ATLANTA (AP) -- Northwest Airlines Corp. pilots have integration issues to sort out. Not just the ones with their counterparts at Delta Air Lines Inc. that threaten to scuttle talks to combine the two carriers. The ones with Republic Airlines. From 1986.
An arbitrator is still sorting out seniority questions from that deal, illustrating just how much the point matters. Employees at the top of the list get first choice on vacations, the best routes and the bigger planes that they get paid more for flying.
The boards of Delta and Northwest had been expected to vote Wednesday on a combination projected to be worth $20 billion if a pilot deal was in place. Because of the impasse, the meetings could simply be briefings or might be canceled altogether.

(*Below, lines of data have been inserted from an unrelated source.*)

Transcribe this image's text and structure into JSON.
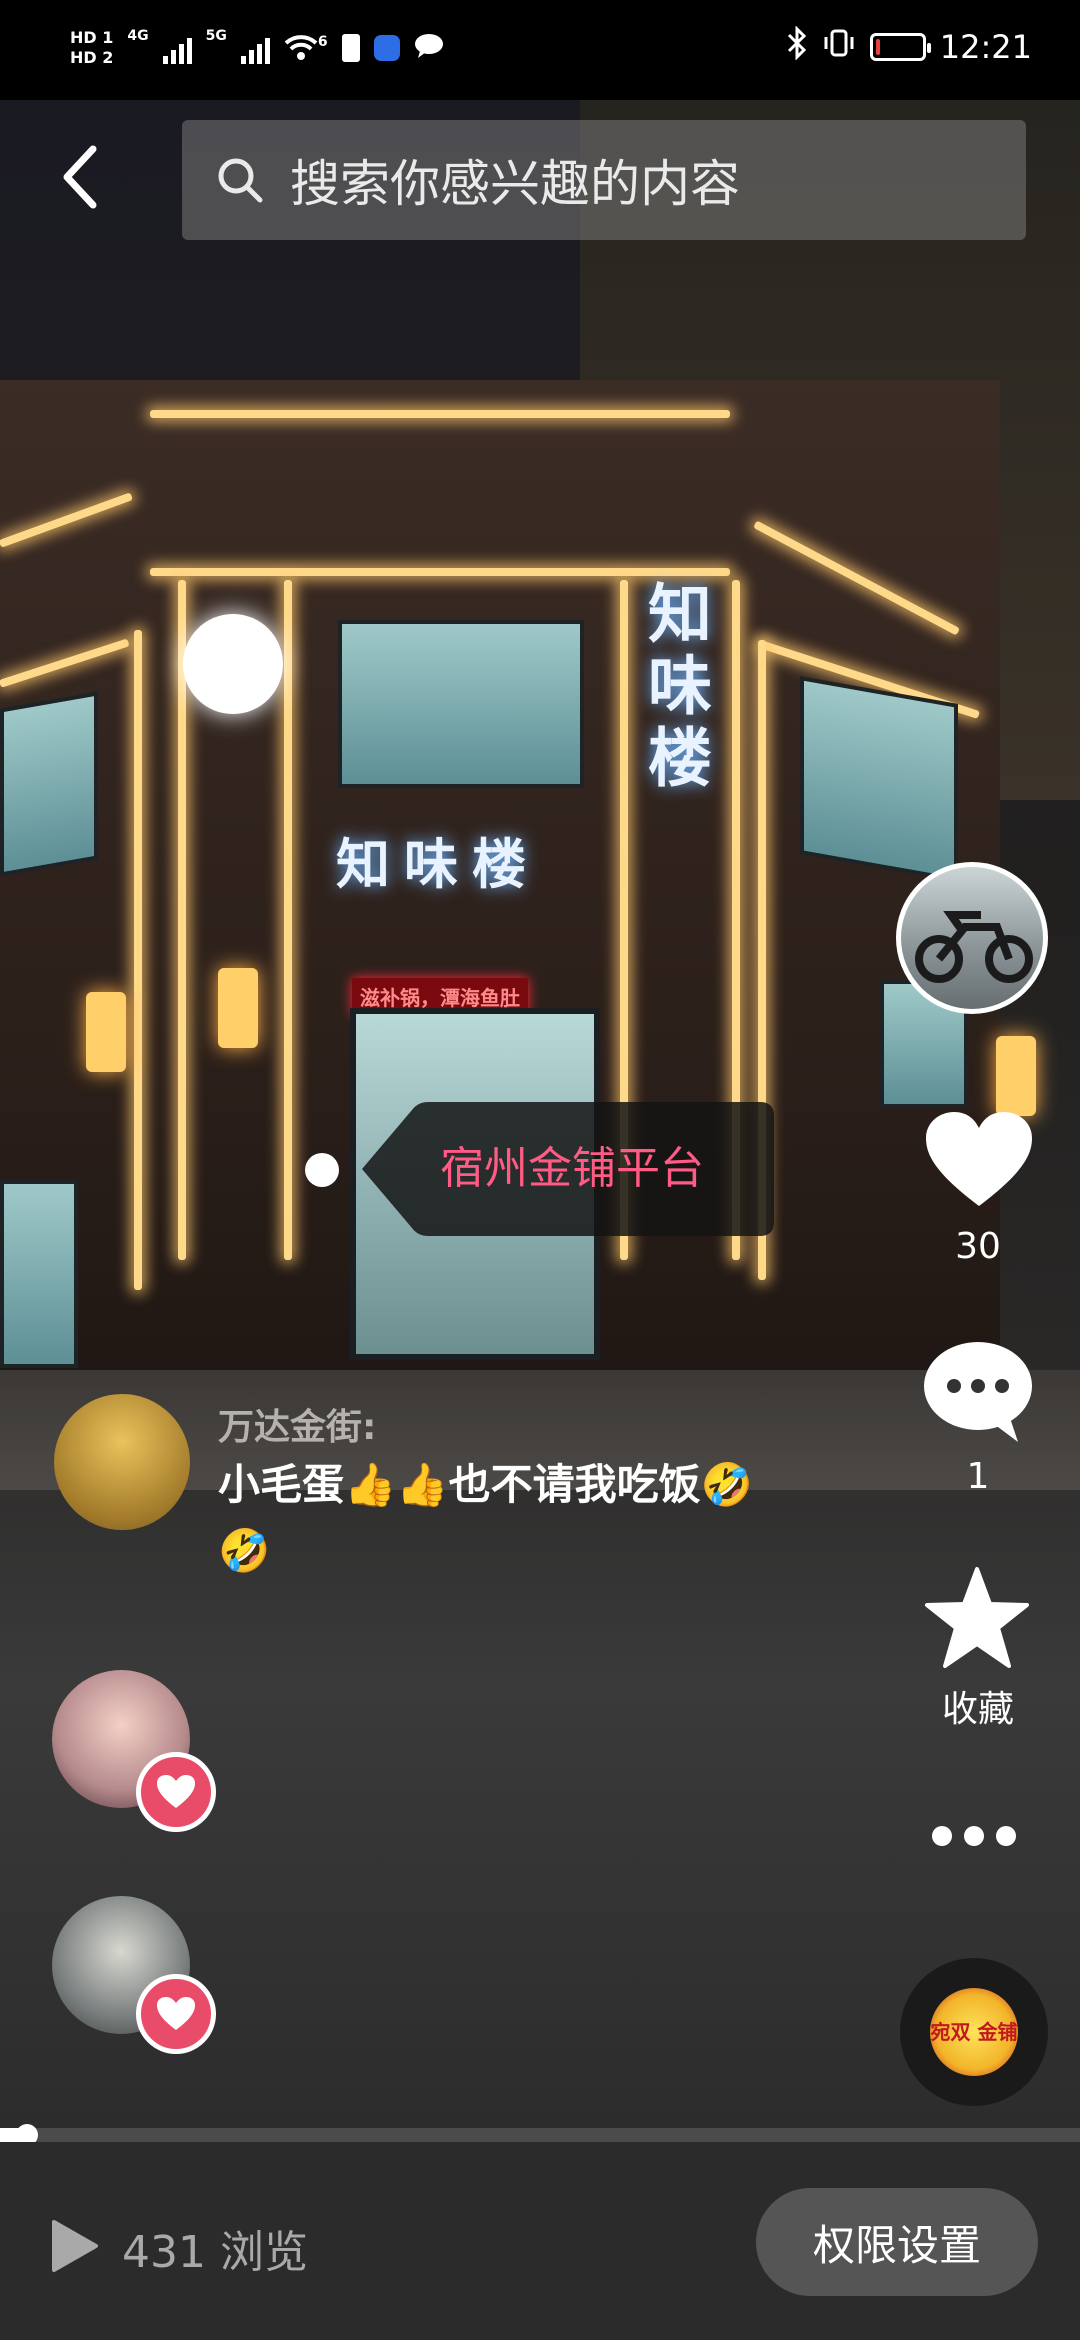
{
  "status_bar": {
    "left_labels": [
      "HD 1",
      "HD 2"
    ],
    "net1": "4G",
    "net2": "5G",
    "wifi_gen": "6",
    "time": "12:21",
    "battery_level_percent": 10,
    "battery_color": "#e84040"
  },
  "header": {
    "back_icon": "chevron-left-icon",
    "search_placeholder": "搜索你感兴趣的内容",
    "search_icon": "search-icon"
  },
  "video": {
    "location_tag": "宿州金铺平台",
    "sign_vertical": "知味楼",
    "sign_horizontal": "知味楼",
    "sign_red": "滋补锅，潭海鱼肚"
  },
  "actions": {
    "like_count": "30",
    "comment_count": "1",
    "favorite_label": "收藏",
    "like_icon": "heart-icon",
    "comment_icon": "comment-bubble-icon",
    "favorite_icon": "star-icon",
    "more_icon": "more-dots-icon"
  },
  "music_disc": {
    "label": "宛双 金铺"
  },
  "comment": {
    "user": "万达金街:",
    "text": "小毛蛋👍👍也不请我吃饭🤣🤣"
  },
  "progress": {
    "played_fraction": 0.025
  },
  "bottom_bar": {
    "views": "431 浏览",
    "permission_button": "权限设置",
    "play_icon": "play-icon"
  },
  "colors": {
    "accent_pink": "#ff5b84",
    "heart_badge": "#e84c68",
    "bottom_bar": "#2b2b2b"
  }
}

Northwest is Michigan's biggest passenger air carrier.
Delta and Northwest don't need a labor agreement between the pilots unions before announcing a combination, but having one in place could help speed up the integration of the companies down the line.
"I think they obviously recognize that with an unhappy pilots group, that could make the merger and integration process painful and expensive," said Dan Kasper, an airline consultant with LECG in Cambridge, Mass.

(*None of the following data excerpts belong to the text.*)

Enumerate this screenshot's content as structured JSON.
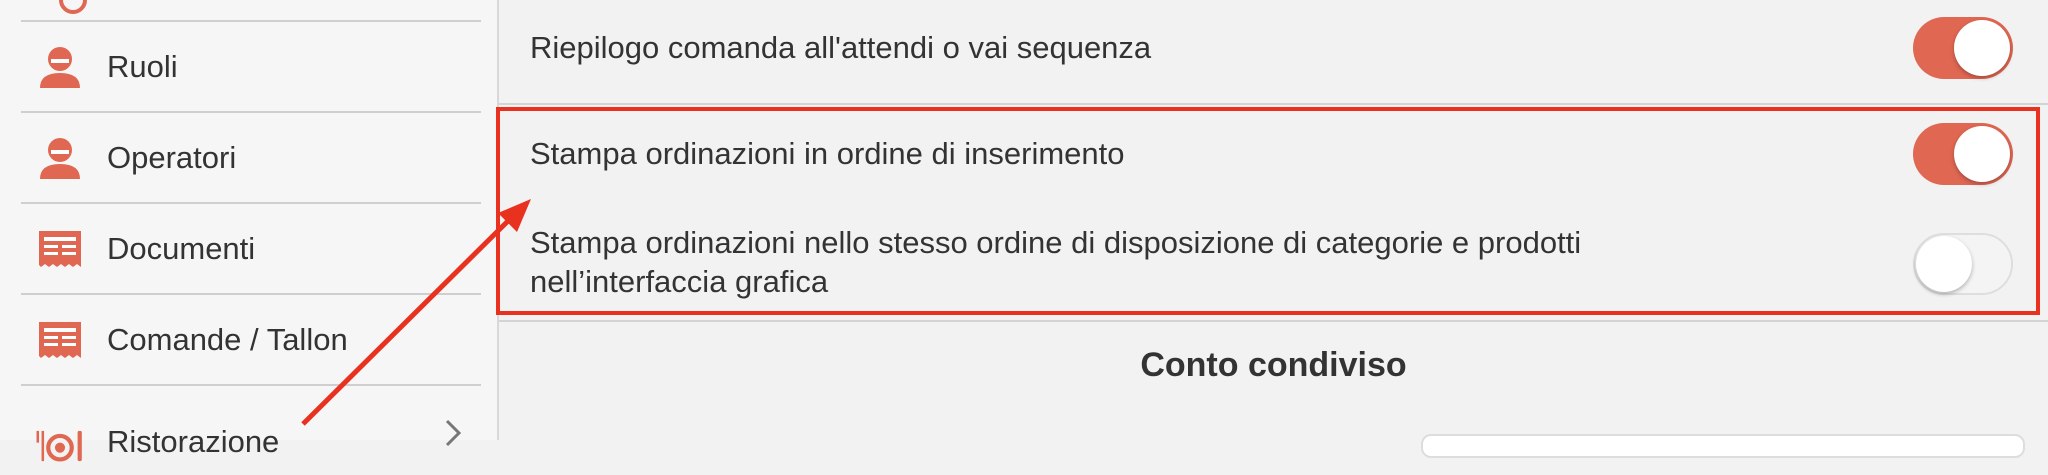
{
  "sidebar": {
    "items": [
      {
        "label": "Ruoli",
        "icon": "user-icon"
      },
      {
        "label": "Operatori",
        "icon": "user-icon"
      },
      {
        "label": "Documenti",
        "icon": "receipt-icon"
      },
      {
        "label": "Comande / Tallon",
        "icon": "receipt-icon"
      },
      {
        "label": "Ristorazione",
        "icon": "restaurant-icon",
        "has_chevron": true
      }
    ]
  },
  "settings": {
    "rows": [
      {
        "label": "Riepilogo comanda all'attendi o vai sequenza",
        "enabled": true
      },
      {
        "label": "Stampa ordinazioni in ordine di inserimento",
        "enabled": true
      },
      {
        "label_line1": "Stampa ordinazioni nello stesso ordine di disposizione di categorie e prodotti",
        "label_line2": "nell’interfaccia grafica",
        "enabled": false
      }
    ],
    "section_title": "Conto condiviso"
  },
  "colors": {
    "accent": "#e06752",
    "annotation": "#e8321f"
  }
}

Pilots at US Airways and America West waited until after the 2005 announcement that the airlines would combine to try to hammer out a seniority and joint contract accord. Nearly three years later, no joint pilot contract has been reached.
People close to the Delta-Northwest talks said the pilots unions have agreed on a comprehensive joint contract, but cannot agree to how seniority for the 12,000 pilots would work under a combined carrier. The people asked not to be named because of the sensitive stage of the talks.
John D. Kasarda, a management professor at the University of North Carolina's Kenan-Flagler Business School, said it would be prudent for airline executives to wait for the pilots to settle their differences.
"One more week to resolve a pivotal issue would generate far greater returns to both airlines," said Kasarda, who has studied airline labor issues. "I think Delta and Northwest are very astute for getting that issue resolved."